Sustainability in our Creameries
Our creameries are where our talented employees make magic happen; the alchemy of turning fresh milk into award-winning dairy products.
The creameries are also home to a wide variety of sustainability initiatives, paying particular attention to energy, water, waste, and safety. A key part of sustainability is recognizing opportunities for improvement, managing resources, and identifying solutions. Through collaboration with key partners including the Innovation Center for U.S. Dairy, supply chain and service partners, and through employee-led initiatives at our own facilities, we are actively working to better manage our impacts. Learn more about Our Pledge to Sustainability.
Upcycling and Resource Conservation
In 2014, we invested in a project that would save water, conserve resources, and increase productivity at our Cabot campus. Using a process that extracts water from whey (a natural byproduct of cheesemaking), through reverse osmosis, we upcycle 50% of all water on our Cabot Campus. The water is filtered, pasteurized, and disinfected before being used for things like cleaning out Cabot milk trucks. To further conserve water and keep up with increased capacity at our Cabot Campus, we upgraded our Milk Receiving Bay clean-in-place (CIP) system in 2023. This system increased our water recovery ability and minimized the volume of wash water we generate. In addition to 700,000 gallons/year of water savings, this system reduces cleaning product usage, truckloads of water, diesel fuel expenses, and wash water truck mileage.
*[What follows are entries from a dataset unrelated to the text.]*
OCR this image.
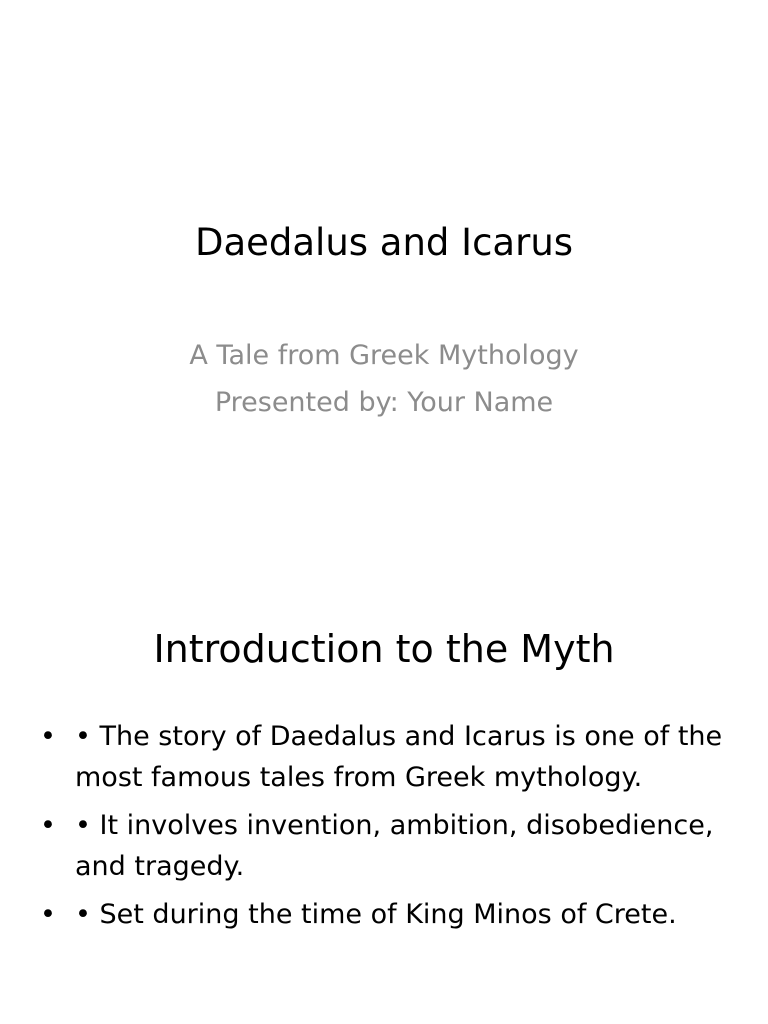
Daedalus and Icarus
A Tale from Greek Mythology
Presented by: Your Name
Introduction to the Myth
• • The story of Daedalus and Icarus is one of the most famous tales from Greek mythology.
• • It involves invention, ambition, disobedience, and tragedy.
• • Set during the time of King Minos of Crete.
Examples of resource conservation at our Cabot Campus include several product packaging projects over the past several years:
- In 2022, our sourcing and procurement team reduced the amount of cardboard in our corrugated boxes. This process, called “light weighting,” saves 419,000 sq. feet of corrugated cardboard annually, the equivalent of seven football fields.
- In 2023, we switched up our cultured containers from an injection mold technology to thermoform technology. Thermoform technology consumes less plastic resin and allows for greater precision. By moving to thermoformed containers, we reduced our cultured packaging plastic resin usage by 19%, inbound corrugated cases by 17% (more containers in a case), and inbound pallet usage by 18% (more containers on a pallet).
- After receiving and executing a grant from Northeast Dairy Business Innovation Center (NE-DBIC) from 2023-2025 to research sustainable packaging alternatives, Cabot transitioned our 8 oz. dairy blocks to 30% Post Consumer Recycled (PCR) Packaging. This packaging change results in 30% less single-use plastic, which leads to a 23% decrease in fossil fuel emissions and 19% decrease in water usage.
From updating our yogurt container configuration, “light weighting” our corrugated boxes, to transitioning our 8 oz. dairy blocks to 30% PCR packaging we are managing resources and making incremental environmental impacts while maintaining product quality, taste, and consistency.

Circularity Initiatives
At Cabot, we are proud of our farmers’ high-quality milk and are committed to using every drop to make our award-winning dairy products. Our network of creameries ensures that it happens through a series of innovative processes. During the cheesemaking process, milk is turned into curds and whey. The curds are made into cheese, leaving whey — a watery liquid that’s rich in protein, lactose and other vitamins—that is too good to waste. Through reverse osmosis, we are able to remove water from the whey at our Cabot campus. From there, our whey is transported to our Middlebury, VT facility where it is dried into whey powder. These whey powders are shelf stable and a great protein source for things like nutritional supplements, protein powders, and more, ensuring that our high-quality milk has many uses.

Any excesses from cheesemaking and whey drying at our Middlebury campus are processed by an anaerobic digester. Inspired by the success of anaerobic digesters on our farms, we partnered with PurposeEnergy in 2024 to create a digester for our "neighborhood" of manufacturing facilities in Middlebury, VT. This digester offers Cabot a more purposeful way to use the dairy processing byproduct which would typically be considered as waste in cheesemaking. Beyond reducing emissions from trucking, this digester is anticipated to process 100,000 gallons of byproduct per day, transforming it into clean water, natural fertilizer, and renewable electricity - enough to power hundreds of homes each year.
Farm Powered
Our award-winning butter is made with Real Farm Power
Butter was the first product we made at Cabot, and beyond its award-winning taste, it has a strong sustainability story. Through a partnership with co-op member Barstow’s Longview Farm, since 2014, the byproducts from our butter making process are fed into their digester, which creates fertilizer, heat, and electricity. What electricity the farm doesn’t use goes back to the grid, where Cabot procures it to churn our award-winning butter. In the true spirit of cooperation, this closed loop that Cabot and the Barstow’s have created shows what’s possible when people work together to solve shared challenges.